En conséquence, l'argumentation de la société AZUR DRONES tenant au fait que la société DPS ne disposait pas des compétences mécaniques, électroniques, informatiques mais également de l'expertise en matière de liaison de données, d'intégration de capteurs et de systèmes embarqués nécessaires à la réalisation matérielle du système de vidéosurveillance est inopérante.

Pour que l'action en revendication prospère en effet, la société AZUR DRONES doit démontrer que c'est elle qui a communiqué, dans la cadre du contrat de distribution signé avec la société DPS, les informations nécessaires à la détermination des revendications et à la rédaction du brevet litigieux et non pas celles qui permettaient de fabriquer le drone et sa station d'accueil.

Pour ce faire, la société AZUR DRONES s'appuie sur le cahier des charges du 30 mars 2016 et le contrat de distribution qui s'en est suivi le 23 septembre 2016, conclu entre la société DPS et la société SKEYETECH et qui a pour objet la définition « (d)es conditions dans lesquelles le Fournisseur confie au Distributeur la distribution « d'une solution logicielle et matérielle de levée de doute par drone de surveillance » tel que décrit en annexe 1 » laquelle indique que « La solution, objet de ce contrat est composée d'un drone, d'une base d'accueil et de rechargement et d'un logiciel.

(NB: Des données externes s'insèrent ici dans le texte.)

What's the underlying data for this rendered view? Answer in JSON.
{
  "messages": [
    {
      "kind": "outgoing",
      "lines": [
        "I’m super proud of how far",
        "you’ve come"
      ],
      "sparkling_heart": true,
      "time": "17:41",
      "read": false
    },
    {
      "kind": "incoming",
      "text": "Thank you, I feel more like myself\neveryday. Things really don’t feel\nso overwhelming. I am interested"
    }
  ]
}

Cette solution est un dispositif de sécurité et a pour but exclusif la surveillance et la protection des sites privées et publics ainsi que celle de chantiers en construction ».

La société DPS relève toutefois et à juste titre que ce contrat et le cahier des charges ne faisaient que mettre en forme les directives que la société DPS avait précédemment communiquées à la société SKEYETECH.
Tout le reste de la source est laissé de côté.